Introduction to ARM Assembly and dav1d
June 4, 2019
General Assembly
The first thing to know about the assembly is, it’s very much architecture dependant so for every different architecture there’s a completely different story. Secondly, it’s hard to get but that makes it more interesting.
So before stepping into ARM assembly, I have written assembly programs and studied architecture in detail for mid-range micro-controllers. Also, I have done bit study for TMS320C6000 and TMS320F28027, they are like DSP processors so data lines and processor units are bit different there.
Why Assembly
Besides the fact that it makes you feel more closer to the hardware and you have more control over things like processor, co-processor, peripherals etc, it is also very efficient, so mostly you have seen assembly codes for small memory devices with comparatively low processing power.
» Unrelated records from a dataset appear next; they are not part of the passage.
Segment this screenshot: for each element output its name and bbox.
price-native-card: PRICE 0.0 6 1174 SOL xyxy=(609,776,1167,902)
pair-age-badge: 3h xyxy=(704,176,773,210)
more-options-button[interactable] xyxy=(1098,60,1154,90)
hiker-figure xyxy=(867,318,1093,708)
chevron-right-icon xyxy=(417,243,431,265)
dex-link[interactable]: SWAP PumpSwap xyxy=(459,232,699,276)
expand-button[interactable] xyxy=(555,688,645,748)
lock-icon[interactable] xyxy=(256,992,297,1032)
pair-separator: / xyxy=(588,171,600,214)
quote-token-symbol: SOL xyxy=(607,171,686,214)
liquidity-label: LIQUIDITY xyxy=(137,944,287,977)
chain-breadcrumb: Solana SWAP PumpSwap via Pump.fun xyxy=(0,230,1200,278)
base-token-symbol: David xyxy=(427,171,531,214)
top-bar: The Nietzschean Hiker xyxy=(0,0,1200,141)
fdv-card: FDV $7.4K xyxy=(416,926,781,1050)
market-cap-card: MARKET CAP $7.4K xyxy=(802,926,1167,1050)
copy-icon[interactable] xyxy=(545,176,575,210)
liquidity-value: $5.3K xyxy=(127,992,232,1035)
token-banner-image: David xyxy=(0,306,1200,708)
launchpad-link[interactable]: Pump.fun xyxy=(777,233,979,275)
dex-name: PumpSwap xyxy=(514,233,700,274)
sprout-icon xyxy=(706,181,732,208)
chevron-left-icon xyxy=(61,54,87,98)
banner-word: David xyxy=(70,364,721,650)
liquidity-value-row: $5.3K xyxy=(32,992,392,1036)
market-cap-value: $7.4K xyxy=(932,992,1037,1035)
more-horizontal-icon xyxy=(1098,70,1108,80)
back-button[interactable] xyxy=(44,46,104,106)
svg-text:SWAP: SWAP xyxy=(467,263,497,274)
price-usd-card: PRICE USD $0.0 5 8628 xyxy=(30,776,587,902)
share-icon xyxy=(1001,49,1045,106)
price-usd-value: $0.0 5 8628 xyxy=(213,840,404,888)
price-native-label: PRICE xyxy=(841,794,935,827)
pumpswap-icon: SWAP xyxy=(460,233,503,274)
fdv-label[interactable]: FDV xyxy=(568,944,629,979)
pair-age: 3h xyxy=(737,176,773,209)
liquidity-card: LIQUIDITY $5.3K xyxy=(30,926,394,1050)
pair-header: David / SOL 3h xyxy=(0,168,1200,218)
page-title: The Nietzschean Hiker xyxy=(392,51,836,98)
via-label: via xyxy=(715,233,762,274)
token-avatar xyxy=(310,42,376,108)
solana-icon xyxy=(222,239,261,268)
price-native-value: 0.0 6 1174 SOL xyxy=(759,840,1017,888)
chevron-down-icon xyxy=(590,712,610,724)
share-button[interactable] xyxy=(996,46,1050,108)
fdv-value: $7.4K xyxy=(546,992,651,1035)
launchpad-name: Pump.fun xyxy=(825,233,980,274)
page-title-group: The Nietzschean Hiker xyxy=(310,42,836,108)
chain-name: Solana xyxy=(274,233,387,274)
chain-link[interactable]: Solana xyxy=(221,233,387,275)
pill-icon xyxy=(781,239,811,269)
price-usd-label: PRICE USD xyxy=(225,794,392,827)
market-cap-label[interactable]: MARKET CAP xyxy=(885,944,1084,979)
The best example would be Kolibri OS which is forked from Manuet OS repo.
It’s ok if you explain French-speaking person in English but communicating in French would make things straight forward and wouldn’t require much effort to understand on both the sides.
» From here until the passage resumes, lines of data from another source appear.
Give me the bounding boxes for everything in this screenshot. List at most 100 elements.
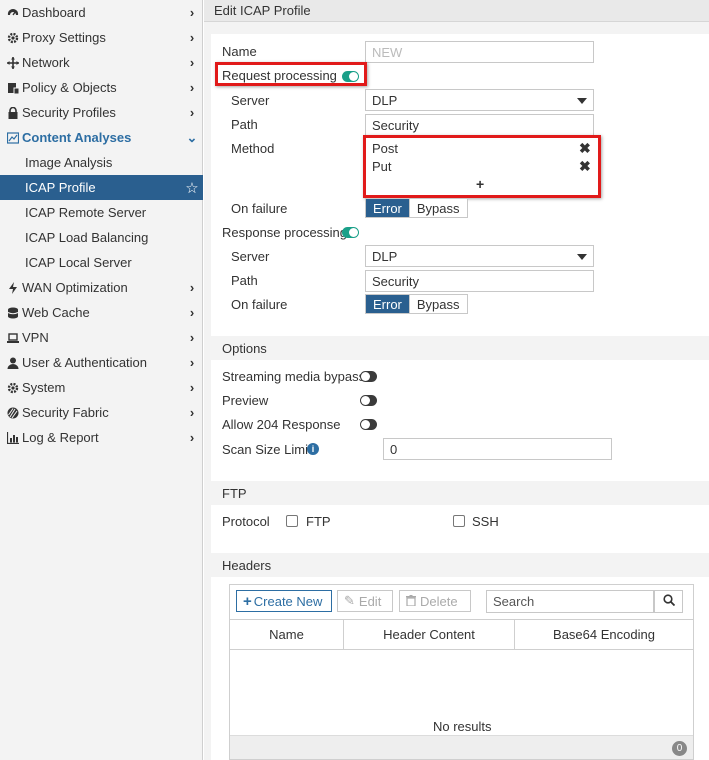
sidebar-item-policy-objects[interactable]: Policy & Objects › xyxy=(0,75,203,100)
search-input[interactable]: Search xyxy=(486,590,654,613)
sidebar-item-vpn[interactable]: VPN › xyxy=(0,325,203,350)
sidebar-item-label: Dashboard xyxy=(22,5,86,20)
name-input[interactable]: NEW xyxy=(365,41,594,63)
chevron-right-icon: › xyxy=(189,30,195,45)
options-header: Options xyxy=(222,341,267,356)
chevron-right-icon: › xyxy=(189,330,195,345)
chevron-right-icon: › xyxy=(189,55,195,70)
sidebar: Dashboard › Proxy Settings › Network › P… xyxy=(0,0,203,760)
sidebar-item-label: VPN xyxy=(22,330,49,345)
remove-icon[interactable]: ✖ xyxy=(579,158,591,175)
server-label: Server xyxy=(231,93,270,108)
headers-table: + Create New ✎ Edit Delete Search Name H… xyxy=(229,584,694,760)
remove-icon[interactable]: ✖ xyxy=(579,140,591,157)
preview-toggle[interactable] xyxy=(360,395,377,406)
sidebar-item-security-fabric[interactable]: Security Fabric › xyxy=(0,400,203,425)
gear-icon xyxy=(0,32,22,44)
chart-icon xyxy=(0,431,22,444)
chevron-right-icon: › xyxy=(189,280,195,295)
sidebar-item-label: Security Profiles xyxy=(22,105,116,120)
ssh-checkbox-label: SSH xyxy=(472,514,499,529)
search-icon xyxy=(662,594,675,609)
sidebar-item-image-analysis[interactable]: Image Analysis xyxy=(0,150,203,175)
ssh-checkbox[interactable] xyxy=(453,515,465,527)
allow204-toggle[interactable] xyxy=(360,419,377,430)
fabric-icon xyxy=(0,407,22,419)
headers-header: Headers xyxy=(222,558,272,573)
sidebar-item-security-profiles[interactable]: Security Profiles › xyxy=(0,100,203,125)
scan-size-input[interactable]: 0 xyxy=(383,438,612,460)
sidebar-item-content-analyses[interactable]: Content Analyses ⌄ xyxy=(0,125,203,150)
create-new-button[interactable]: + Create New xyxy=(236,590,332,612)
user-icon xyxy=(0,357,22,369)
add-method-button[interactable]: + xyxy=(476,176,484,192)
table-footer: 0 xyxy=(230,735,693,759)
table-header-row: Name Header Content Base64 Encoding xyxy=(230,619,693,650)
chevron-right-icon: › xyxy=(189,355,195,370)
request-processing-toggle[interactable] xyxy=(342,71,359,82)
sidebar-item-icap-load-balancing[interactable]: ICAP Load Balancing xyxy=(0,225,203,250)
chevron-right-icon: › xyxy=(189,430,195,445)
path-input[interactable]: Security xyxy=(365,114,594,136)
chevron-right-icon: › xyxy=(189,80,195,95)
sidebar-item-dashboard[interactable]: Dashboard › xyxy=(0,0,203,25)
sidebar-item-web-cache[interactable]: Web Cache › xyxy=(0,300,203,325)
sidebar-item-label: Policy & Objects xyxy=(22,80,117,95)
resp-on-failure-toggle: Error Bypass xyxy=(365,294,468,314)
chevron-right-icon: › xyxy=(189,405,195,420)
sidebar-item-icap-remote-server[interactable]: ICAP Remote Server xyxy=(0,200,203,225)
sidebar-item-wan-optimization[interactable]: WAN Optimization › xyxy=(0,275,203,300)
path-label: Path xyxy=(231,117,258,132)
sidebar-item-user-authentication[interactable]: User & Authentication › xyxy=(0,350,203,375)
caret-down-icon xyxy=(577,98,587,104)
star-icon[interactable]: ☆ xyxy=(181,179,203,197)
dashboard-icon xyxy=(0,7,22,19)
info-icon[interactable]: i xyxy=(307,443,319,455)
edit-button[interactable]: ✎ Edit xyxy=(337,590,393,612)
ftp-header: FTP xyxy=(222,486,247,501)
name-label: Name xyxy=(222,44,257,59)
bypass-option[interactable]: Bypass xyxy=(408,199,467,217)
ftp-checkbox[interactable] xyxy=(286,515,298,527)
sidebar-item-proxy-settings[interactable]: Proxy Settings › xyxy=(0,25,203,50)
server-select-value: DLP xyxy=(372,93,398,108)
method-list: Post ✖ Put ✖ + xyxy=(366,138,598,195)
search-button[interactable] xyxy=(654,590,683,613)
sidebar-item-icap-local-server[interactable]: ICAP Local Server xyxy=(0,250,203,275)
main-content: Edit ICAP Profile Name NEW Request proce… xyxy=(204,0,709,760)
on-failure-toggle: Error Bypass xyxy=(365,198,468,218)
error-option[interactable]: Error xyxy=(366,199,409,217)
sidebar-item-network[interactable]: Network › xyxy=(0,50,203,75)
sidebar-item-label: Web Cache xyxy=(22,305,90,320)
resp-server-select[interactable]: DLP xyxy=(365,245,594,267)
streaming-toggle[interactable] xyxy=(360,371,377,382)
sidebar-item-system[interactable]: System › xyxy=(0,375,203,400)
gear-icon xyxy=(0,382,22,394)
column-header-content[interactable]: Header Content xyxy=(344,620,515,650)
delete-button[interactable]: Delete xyxy=(399,590,471,612)
allow204-label: Allow 204 Response xyxy=(222,417,341,432)
sidebar-item-label: System xyxy=(22,380,66,395)
laptop-icon xyxy=(0,332,22,344)
sidebar-item-label: Image Analysis xyxy=(25,155,113,170)
sidebar-item-label: Log & Report xyxy=(22,430,99,445)
on-failure-label: On failure xyxy=(231,201,288,216)
ftp-section-header: FTP xyxy=(211,481,709,505)
column-header-name[interactable]: Name xyxy=(230,620,344,650)
chevron-right-icon: › xyxy=(189,380,195,395)
sidebar-item-label: Proxy Settings xyxy=(22,30,106,45)
resp-path-input[interactable]: Security xyxy=(365,270,594,292)
bypass-option[interactable]: Bypass xyxy=(408,295,467,313)
sidebar-item-label: User & Authentication xyxy=(22,355,148,370)
bolt-icon xyxy=(0,281,22,294)
sidebar-item-icap-profile[interactable]: ICAP Profile ☆ xyxy=(0,175,203,200)
response-processing-toggle[interactable] xyxy=(342,227,359,238)
server-select[interactable]: DLP xyxy=(365,89,594,111)
result-count-badge: 0 xyxy=(672,741,687,756)
method-item: Put xyxy=(372,159,392,174)
sidebar-item-log-report[interactable]: Log & Report › xyxy=(0,425,203,450)
page-title: Edit ICAP Profile xyxy=(214,3,311,18)
error-option[interactable]: Error xyxy=(366,295,409,313)
create-new-label: Create New xyxy=(253,593,323,609)
column-header-base64[interactable]: Base64 Encoding xyxy=(515,620,693,650)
How to get started with ARM Assembly
This blog will get you to hang for a start, don’t get afraid if you don’t follow anything with first few blog posts, later it’s all gonna make sense. Follow through the exercises and important part to focus would be Matrix Multiply and SIMD ones. Also, Roger will clear all your doubts, there might be some delay but it would be worth the patience.
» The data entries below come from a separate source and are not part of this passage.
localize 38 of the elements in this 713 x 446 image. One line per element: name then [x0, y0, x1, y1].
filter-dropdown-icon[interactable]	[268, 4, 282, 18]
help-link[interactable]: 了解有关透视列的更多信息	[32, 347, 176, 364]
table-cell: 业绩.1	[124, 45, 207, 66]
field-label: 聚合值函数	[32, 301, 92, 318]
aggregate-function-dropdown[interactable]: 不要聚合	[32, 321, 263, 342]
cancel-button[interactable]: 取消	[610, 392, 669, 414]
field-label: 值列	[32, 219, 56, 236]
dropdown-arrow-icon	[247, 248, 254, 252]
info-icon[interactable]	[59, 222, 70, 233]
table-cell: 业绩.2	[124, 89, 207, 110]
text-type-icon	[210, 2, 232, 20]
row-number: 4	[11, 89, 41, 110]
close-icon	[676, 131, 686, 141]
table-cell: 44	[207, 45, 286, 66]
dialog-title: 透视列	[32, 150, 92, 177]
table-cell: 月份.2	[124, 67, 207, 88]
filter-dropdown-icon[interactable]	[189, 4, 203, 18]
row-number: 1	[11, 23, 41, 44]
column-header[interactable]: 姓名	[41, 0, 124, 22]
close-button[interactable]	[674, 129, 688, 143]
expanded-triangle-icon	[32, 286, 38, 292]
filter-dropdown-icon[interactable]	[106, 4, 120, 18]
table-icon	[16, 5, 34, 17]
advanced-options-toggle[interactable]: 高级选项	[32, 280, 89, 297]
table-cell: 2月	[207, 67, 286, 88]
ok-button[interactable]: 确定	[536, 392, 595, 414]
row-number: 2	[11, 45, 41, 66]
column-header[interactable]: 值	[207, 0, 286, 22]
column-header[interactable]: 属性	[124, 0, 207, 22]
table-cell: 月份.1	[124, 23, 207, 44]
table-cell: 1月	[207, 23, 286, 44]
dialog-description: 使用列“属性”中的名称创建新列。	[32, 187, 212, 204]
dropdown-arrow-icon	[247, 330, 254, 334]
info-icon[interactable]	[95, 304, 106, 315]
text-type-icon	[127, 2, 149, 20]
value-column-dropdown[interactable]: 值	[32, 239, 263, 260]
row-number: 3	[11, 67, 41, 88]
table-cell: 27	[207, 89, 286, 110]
Now arm assembly for ARMv7 and ARMv8 has some differences with the instruction, not to forget that they are 32bit and 64bit processor respectively, that might change the whole perspective of code implementation.
dav1d NEON Optimization
dav1d is an av1 decoder more about dav1d you can read from j-b’s blog. In order to achieve faster execution we need to optimize the code and also use some co-processor’s capabilities to make it much more faster, so here comes NEON into play, it’s built on co-processor 10 and 11(IIRC). So with this one, we get access to vector registers and we can execute single instruction on multiple data(SIMD).
I will share some of the benchmarks in upcoming blog posts which compares C implementation vs Assembly implementation.